- Directed by: Delbert Mann
- Written by: Jack Pulman
- Based on: David Copperfield 1850 novel by Charles Dickens
- Produced by: Frederick H. Brogger
- Starring: Robin Phillips Ralph Richardson Ron Moody Laurence Olivier
- Cinematography: Ken Hodges
- Edited by: Peter Boita
- Music by: Malcolm Arnold
- Production company: Omnibus Productions
- Distributed by: 20th Century Fox
- Release dates: 2 January 1970 (UK); 15 March 1970 (US);
- Running time: 118 minutes 120 minutes (US)
- Country: United Kingdom
- Language: English

= David Copperfield (1969 film) =

1969 British-American film by Delbert Mann

David Copperfield is a 1969 British film directed by Delbert Mann based on the 1850 novel of the same name by Charles Dickens, adapted by Jack Pulman. The film was released in the UK in 1970. It stars Robin Phillips in the title role and Ralph Richardson as Micawber, and features well-known actors Richard Attenborough, Laurence Olivier, Susan Hampshire, Cyril Cusack, Wendy Hiller, Edith Evans, Michael Redgrave and Ron Moody.

==Plot==
Charles Dickens's story of a young man's journey to maturity. This version finds David Copperfield as a young man, brooding on a deserted beach. In flashback, David remembers his life in 19th-century Britain, as a young orphan, brought to London and passed around from relatives, to guardians, to boarding school. He relives his struggle to overcome the loss of his idyllic childhood and the torment inflicted by his hated stepfather after his mother's death. Then virtually abandoned on the streets of Victorian London, David Copperfield is flung into manhood and contends bravely with the perils of big-city corruption and vice; hardships which ultimately fuel his triumph as a talented and successful writer.

==Cast==
- Richard Attenborough as Mr. Tungay
- Cyril Cusack as Barkis
- Edith Evans as Betsy Trotwood
- Pamela Franklin as Dora Spenlow
- Susan Hampshire as Agnes Wickfield
- Wendy Hiller as Emma Micawber
- Ron Moody as Uriah Heep
- Laurence Olivier as Mr. Creakle
- Alistair Mackenzie as David Copperfield as a child.
- Robin Phillips as David Copperfield
- Michael Redgrave as Daniel Peggotty
- Ralph Richardson as Wilkins Micawber
- Emlyn Williams as Mr. Dick
- Sinéad Cusack as Emily
- James Donald as Edward Murdstone
- James Hayter as Porter
- Megs Jenkins as Clara Peggotty
- Anna Massey as Jane Murdstone
- Andrew McCulloch as Ham Peggotty
- Nicholas Pennell as Thomas Traddles
- Corin Redgrave as James Steerforth
- Isobel Black as Clara Copperfield
- Liam Redmond as Mr. Quinion

==Production==
It was made in the UK for 20th Century Fox Television with some exteriors filmed in Suffolk, and interior scenes filmed at The Swan Hotel in Southwold.

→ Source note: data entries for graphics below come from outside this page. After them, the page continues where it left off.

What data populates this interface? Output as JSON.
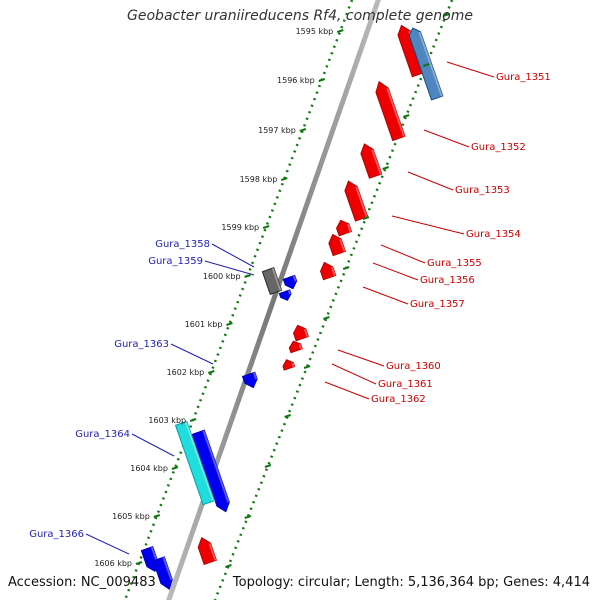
{
  "title": "Geobacter uraniireducens Rf4, complete genome",
  "footer": {
    "accession": "Accession: NC_009483",
    "topology": "Topology: circular; Length: 5,136,364 bp; Genes: 4,414"
  },
  "colors": {
    "reverse_strand": "#0000ee",
    "forward_strand": "#ee0000",
    "forward_rna": "#4f86bf",
    "reverse_pseudo": "#22dddd",
    "other": "#666666",
    "backbone": "#888888",
    "tick_line": "#117711"
  },
  "ticks": [
    {
      "label": "1595 kbp"
    },
    {
      "label": "1596 kbp"
    },
    {
      "label": "1597 kbp"
    },
    {
      "label": "1598 kbp"
    },
    {
      "label": "1599 kbp"
    },
    {
      "label": "1600 kbp"
    },
    {
      "label": "1601 kbp"
    },
    {
      "label": "1602 kbp"
    },
    {
      "label": "1603 kbp"
    },
    {
      "label": "1604 kbp"
    },
    {
      "label": "1605 kbp"
    },
    {
      "label": "1606 kbp"
    }
  ],
  "genes": [
    {
      "name": "Gura_1351",
      "side": "right",
      "color_key": "forward_strand"
    },
    {
      "name": "Gura_1352",
      "side": "right",
      "color_key": "forward_strand"
    },
    {
      "name": "Gura_1353",
      "side": "right",
      "color_key": "forward_strand"
    },
    {
      "name": "Gura_1354",
      "side": "right",
      "color_key": "forward_strand"
    },
    {
      "name": "Gura_1355",
      "side": "right",
      "color_key": "forward_strand"
    },
    {
      "name": "Gura_1356",
      "side": "right",
      "color_key": "forward_strand"
    },
    {
      "name": "Gura_1357",
      "side": "right",
      "color_key": "forward_strand"
    },
    {
      "name": "Gura_1358",
      "side": "left",
      "color_key": "reverse_strand"
    },
    {
      "name": "Gura_1359",
      "side": "left",
      "color_key": "reverse_strand"
    },
    {
      "name": "Gura_1360",
      "side": "right",
      "color_key": "forward_strand"
    },
    {
      "name": "Gura_1361",
      "side": "right",
      "color_key": "forward_strand"
    },
    {
      "name": "Gura_1362",
      "side": "right",
      "color_key": "forward_strand"
    },
    {
      "name": "Gura_1363",
      "side": "left",
      "color_key": "reverse_strand"
    },
    {
      "name": "Gura_1364",
      "side": "left",
      "color_key": "reverse_strand"
    },
    {
      "name": "Gura_1366",
      "side": "left",
      "color_key": "reverse_strand"
    }
  ]
}
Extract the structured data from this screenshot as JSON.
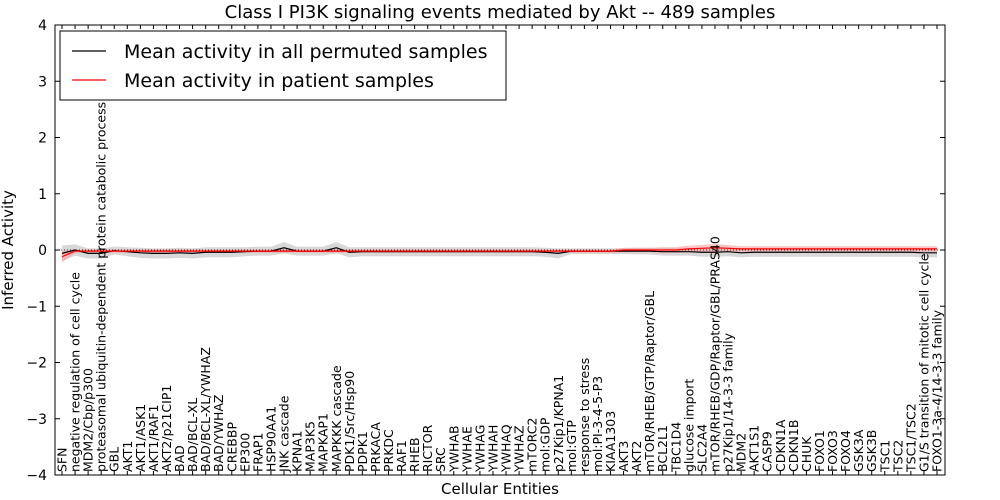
{
  "chart_data": {
    "type": "line",
    "title": "Class I PI3K signaling events mediated by Akt -- 489 samples",
    "xlabel": "Cellular Entities",
    "ylabel": "Inferred Activity",
    "ylim": [
      -4,
      4
    ],
    "yticks": [
      "4",
      "3",
      "2",
      "1",
      "0",
      "−1",
      "−2",
      "−3",
      "−4"
    ],
    "grid": false,
    "legend_position": "top-left",
    "colors": {
      "permuted": "#000000",
      "patient": "#ff0000",
      "permuted_band": "#c8c8c8",
      "patient_band": "#ff9999"
    },
    "categories": [
      "SFN",
      "negative regulation of cell cycle",
      "MDM2/Cbp/p300",
      "proteasomal ubiquitin-dependent protein catabolic process",
      "GBL",
      "AKT1",
      "AKT1/ASK1",
      "AKT1/RAF1",
      "AKT2/p21CIP1",
      "BAD",
      "BAD/BCL-XL",
      "BAD/BCL-XL/YWHAZ",
      "BAD/YWHAZ",
      "CREBBP",
      "EP300",
      "FRAP1",
      "HSP90AA1",
      "JNK cascade",
      "KPNA1",
      "MAP3K5",
      "MAPKAP1",
      "MAPKKK cascade",
      "PDK1/Src/Hsp90",
      "PDPK1",
      "PRKACA",
      "PRKDC",
      "RAF1",
      "RHEB",
      "RICTOR",
      "SRC",
      "YWHAB",
      "YWHAE",
      "YWHAG",
      "YWHAH",
      "YWHAQ",
      "YWHAZ",
      "mTORC2",
      "mol:GDP",
      "p27Kip1/KPNA1",
      "mol:GTP",
      "response to stress",
      "mol:PI-3-4-5-P3",
      "KIAA1303",
      "AKT3",
      "AKT2",
      "mTOR/RHEB/GTP/Raptor/GBL",
      "BCL2L1",
      "TBC1D4",
      "glucose import",
      "SLC2A4",
      "mTOR/RHEB/GDP/Raptor/GBL/PRAS40",
      "p27Kip1/14-3-3 family",
      "MDM2",
      "AKT1S1",
      "CASP9",
      "CDKN1A",
      "CDKN1B",
      "CHUK",
      "FOXO1",
      "FOXO3",
      "FOXO4",
      "GSK3A",
      "GSK3B",
      "TSC1",
      "TSC2",
      "TSC1/TSC2",
      "G1/S transition of mitotic cell cycle",
      "FOXO1-3a-4/14-3-3 family"
    ],
    "series": [
      {
        "name": "Mean activity in all permuted samples",
        "color": "#000000",
        "values": [
          -0.06,
          0.0,
          -0.06,
          -0.06,
          -0.01,
          -0.03,
          -0.05,
          -0.06,
          -0.06,
          -0.05,
          -0.06,
          -0.04,
          -0.04,
          -0.04,
          -0.03,
          -0.02,
          -0.02,
          0.04,
          -0.02,
          -0.02,
          -0.02,
          0.04,
          -0.04,
          -0.03,
          -0.03,
          -0.03,
          -0.03,
          -0.03,
          -0.03,
          -0.03,
          -0.03,
          -0.03,
          -0.03,
          -0.03,
          -0.03,
          -0.03,
          -0.03,
          -0.04,
          -0.06,
          -0.02,
          -0.02,
          -0.02,
          -0.02,
          -0.02,
          -0.02,
          -0.02,
          -0.03,
          -0.03,
          -0.03,
          -0.04,
          -0.04,
          -0.03,
          -0.05,
          -0.04,
          -0.04,
          -0.04,
          -0.04,
          -0.04,
          -0.04,
          -0.04,
          -0.04,
          -0.04,
          -0.04,
          -0.04,
          -0.04,
          -0.04,
          -0.05,
          -0.05
        ],
        "band": [
          0.14,
          0.1,
          0.09,
          0.09,
          0.07,
          0.08,
          0.09,
          0.09,
          0.09,
          0.09,
          0.09,
          0.09,
          0.09,
          0.09,
          0.08,
          0.08,
          0.08,
          0.1,
          0.08,
          0.08,
          0.08,
          0.1,
          0.09,
          0.08,
          0.08,
          0.08,
          0.08,
          0.08,
          0.08,
          0.08,
          0.08,
          0.08,
          0.08,
          0.08,
          0.08,
          0.08,
          0.08,
          0.08,
          0.09,
          0.05,
          0.05,
          0.05,
          0.05,
          0.05,
          0.06,
          0.06,
          0.07,
          0.07,
          0.07,
          0.08,
          0.08,
          0.08,
          0.08,
          0.08,
          0.08,
          0.08,
          0.08,
          0.08,
          0.08,
          0.08,
          0.08,
          0.08,
          0.08,
          0.08,
          0.08,
          0.08,
          0.08,
          0.08
        ]
      },
      {
        "name": "Mean activity in patient samples",
        "color": "#ff0000",
        "values": [
          -0.12,
          -0.02,
          -0.02,
          -0.02,
          -0.02,
          -0.02,
          -0.02,
          -0.02,
          -0.02,
          -0.02,
          -0.02,
          -0.02,
          -0.02,
          -0.02,
          -0.02,
          -0.02,
          -0.02,
          -0.02,
          -0.02,
          -0.02,
          -0.02,
          -0.02,
          -0.02,
          -0.02,
          -0.02,
          -0.02,
          -0.02,
          -0.02,
          -0.02,
          -0.02,
          -0.02,
          -0.02,
          -0.02,
          -0.02,
          -0.02,
          -0.02,
          -0.02,
          -0.02,
          -0.02,
          -0.02,
          -0.02,
          -0.02,
          -0.02,
          0.0,
          0.0,
          0.0,
          0.0,
          0.0,
          0.02,
          0.03,
          0.04,
          0.03,
          0.02,
          0.02,
          0.02,
          0.02,
          0.02,
          0.02,
          0.02,
          0.02,
          0.02,
          0.02,
          0.02,
          0.02,
          0.02,
          0.02,
          0.02,
          0.02
        ],
        "band": [
          0.1,
          0.03,
          0.03,
          0.03,
          0.03,
          0.03,
          0.03,
          0.03,
          0.03,
          0.03,
          0.03,
          0.03,
          0.03,
          0.03,
          0.03,
          0.03,
          0.03,
          0.03,
          0.03,
          0.03,
          0.03,
          0.03,
          0.03,
          0.03,
          0.03,
          0.03,
          0.03,
          0.03,
          0.03,
          0.03,
          0.03,
          0.03,
          0.03,
          0.03,
          0.03,
          0.03,
          0.03,
          0.03,
          0.03,
          0.03,
          0.03,
          0.03,
          0.03,
          0.04,
          0.04,
          0.04,
          0.05,
          0.05,
          0.06,
          0.06,
          0.07,
          0.06,
          0.05,
          0.05,
          0.05,
          0.05,
          0.05,
          0.05,
          0.05,
          0.05,
          0.05,
          0.05,
          0.05,
          0.05,
          0.05,
          0.05,
          0.05,
          0.05
        ]
      }
    ]
  }
}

The music score was the last Malcolm Arnold wrote for a film.

==Release==
The film was made to be shown on television in the United States, but was released to cinemas in the United Kingdom and elsewhere.

The film had its premiere at the Carlton Haymarket in London on 2 January 1970. It opened at Studio One and on the Rank Organisation's circuit in North London on 4 January 1970.

==Home media==
The film is available on a variety of budget label DVDs, but all of them are very poor-quality transfers.